Still, a stigma around Covid-19 persists in the region and around the country. Another fundamental part of CHWs’ daily activity is countering this stigma by meeting their clients with empathy, respect, and care.
“When we reach out and explain how we can support them during isolation, clients across the board have been so hesitant to even accept the help,” said Karen Shultz, CHW based at non-profit The Next Door. Feelings of fear, embarrassment, and shame often accompany an isolation experience, and in many cases, language barriers and cultural differences make accepting help even harder. CHWs, who are skilled communicators with big hearts, regularly put clients at ease.
Recently, Karen assisted a pregnant mother in isolation who did not speak English. She needed to feed her family but had never used a microwave, which was the only cooking implement in her isolation hotel room.
“We really had to get creative around how to figure out foods that would work for them,” said Karen. While an easy solution would be to purchase pre-made microwavable meals for this family, finding culturally appropriate food for clients is something CHWs prioritize.

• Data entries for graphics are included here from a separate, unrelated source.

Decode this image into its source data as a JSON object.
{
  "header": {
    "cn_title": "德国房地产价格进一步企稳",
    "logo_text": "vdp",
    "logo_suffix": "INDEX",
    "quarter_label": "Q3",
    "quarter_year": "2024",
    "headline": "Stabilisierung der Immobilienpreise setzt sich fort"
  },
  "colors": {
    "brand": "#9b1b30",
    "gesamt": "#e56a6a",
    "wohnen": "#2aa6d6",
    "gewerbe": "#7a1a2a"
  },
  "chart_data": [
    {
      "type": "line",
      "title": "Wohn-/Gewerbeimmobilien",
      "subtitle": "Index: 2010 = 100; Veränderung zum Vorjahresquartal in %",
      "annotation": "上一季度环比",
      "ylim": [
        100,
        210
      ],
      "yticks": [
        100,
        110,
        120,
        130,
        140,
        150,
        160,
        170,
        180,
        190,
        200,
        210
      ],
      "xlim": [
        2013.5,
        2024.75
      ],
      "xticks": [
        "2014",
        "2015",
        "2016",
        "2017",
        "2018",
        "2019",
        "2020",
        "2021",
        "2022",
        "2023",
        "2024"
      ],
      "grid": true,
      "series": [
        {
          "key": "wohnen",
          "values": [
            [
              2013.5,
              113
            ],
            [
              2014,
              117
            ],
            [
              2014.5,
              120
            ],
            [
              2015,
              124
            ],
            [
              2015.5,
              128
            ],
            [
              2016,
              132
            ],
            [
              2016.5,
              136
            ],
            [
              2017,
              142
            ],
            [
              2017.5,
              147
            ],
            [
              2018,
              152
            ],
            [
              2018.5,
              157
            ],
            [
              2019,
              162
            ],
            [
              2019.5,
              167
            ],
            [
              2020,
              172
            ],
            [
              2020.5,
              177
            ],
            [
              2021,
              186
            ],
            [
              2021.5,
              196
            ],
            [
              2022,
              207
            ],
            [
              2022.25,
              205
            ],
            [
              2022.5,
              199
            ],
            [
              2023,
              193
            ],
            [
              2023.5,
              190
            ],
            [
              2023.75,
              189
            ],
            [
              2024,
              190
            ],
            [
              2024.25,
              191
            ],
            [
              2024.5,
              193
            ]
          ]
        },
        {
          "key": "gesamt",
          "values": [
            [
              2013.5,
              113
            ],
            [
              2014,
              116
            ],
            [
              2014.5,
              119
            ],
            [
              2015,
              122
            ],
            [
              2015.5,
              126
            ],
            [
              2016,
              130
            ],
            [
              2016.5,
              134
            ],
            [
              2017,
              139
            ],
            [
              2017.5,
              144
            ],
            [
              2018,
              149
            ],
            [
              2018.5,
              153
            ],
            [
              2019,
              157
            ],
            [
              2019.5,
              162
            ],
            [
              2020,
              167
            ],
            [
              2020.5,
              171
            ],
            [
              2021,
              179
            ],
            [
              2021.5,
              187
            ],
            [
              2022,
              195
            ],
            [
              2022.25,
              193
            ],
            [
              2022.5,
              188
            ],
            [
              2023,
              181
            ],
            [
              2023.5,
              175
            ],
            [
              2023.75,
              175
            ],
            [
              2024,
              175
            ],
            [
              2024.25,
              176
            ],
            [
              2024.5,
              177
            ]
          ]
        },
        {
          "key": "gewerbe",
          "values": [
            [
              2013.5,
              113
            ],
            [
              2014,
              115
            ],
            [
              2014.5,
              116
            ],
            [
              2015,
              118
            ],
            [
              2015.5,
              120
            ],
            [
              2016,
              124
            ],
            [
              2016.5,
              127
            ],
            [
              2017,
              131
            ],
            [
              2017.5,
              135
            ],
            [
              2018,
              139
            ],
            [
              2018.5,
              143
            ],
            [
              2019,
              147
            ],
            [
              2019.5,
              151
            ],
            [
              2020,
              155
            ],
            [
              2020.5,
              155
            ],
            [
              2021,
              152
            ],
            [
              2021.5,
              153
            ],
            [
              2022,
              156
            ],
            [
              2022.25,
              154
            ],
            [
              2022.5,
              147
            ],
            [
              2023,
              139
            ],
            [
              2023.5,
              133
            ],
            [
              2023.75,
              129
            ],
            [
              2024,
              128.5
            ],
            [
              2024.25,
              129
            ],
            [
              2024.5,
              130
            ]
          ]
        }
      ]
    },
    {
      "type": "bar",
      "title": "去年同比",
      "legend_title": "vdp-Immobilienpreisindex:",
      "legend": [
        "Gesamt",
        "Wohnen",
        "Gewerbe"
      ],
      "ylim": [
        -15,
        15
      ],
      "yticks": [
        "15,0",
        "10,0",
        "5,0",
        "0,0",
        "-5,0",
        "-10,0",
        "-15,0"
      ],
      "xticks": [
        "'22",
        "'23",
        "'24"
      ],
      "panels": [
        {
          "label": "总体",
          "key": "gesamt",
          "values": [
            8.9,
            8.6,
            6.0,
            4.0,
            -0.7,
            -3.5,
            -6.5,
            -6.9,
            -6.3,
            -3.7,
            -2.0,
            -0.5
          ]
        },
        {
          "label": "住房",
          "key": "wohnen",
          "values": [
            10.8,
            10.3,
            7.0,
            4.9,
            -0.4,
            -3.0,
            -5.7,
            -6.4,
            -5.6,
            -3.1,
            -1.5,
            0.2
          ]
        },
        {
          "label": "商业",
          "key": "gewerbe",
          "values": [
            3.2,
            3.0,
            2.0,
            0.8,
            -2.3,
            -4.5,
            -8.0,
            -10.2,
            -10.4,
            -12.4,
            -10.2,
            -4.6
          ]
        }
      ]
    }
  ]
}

When the wildfires erupted in the Pacific Northwest this September, 40,000 Oregon residents were displaced, compounding the challenges presented by the pandemic. CHW Annette Lutgens, also based at The Next Door, helped support a couple who were isolated due to Covid-19 and then had to evacuate because of the fires.
“We were scrambling to get not only groceries, but gasoline [for their RV],” said Annette. After a stressful few weeks, the couple is now off isolation and was able to return to their home.
Many clients in isolation are families with children who are also struggling with basic needs like heat, internet, and food security. This reality has made Bridges to Health leadership realize that many families in the community were not getting the services they needed prior to Covid-19. Many clients stay enrolled in the program after their isolation period, working with their CHW on longer term goals.
This year has not been an easy one, but the program’s cross-sector model, its ability to quickly shift gears, and its resilient staff have allowed it to address the community’s changing needs.
“As our program started receiving isolation referrals, I began to wonder if we could keep up,” said Katy Williams, HUB coordinator for Bridges to Health. “For anyone who has worked in systems that receive many referrals, you know that same-day response is incredibly difficult. But because of the adaptability, compassion, and perseverance of the CHWs, we make it happen every day.”
Judy Bankman is an Oregon-based consultant and freelance writer focusing on issues of public health, health equity, and sustainable food systems. She received her Master of Public Health from New York University’s School of Global Public Health in 2014.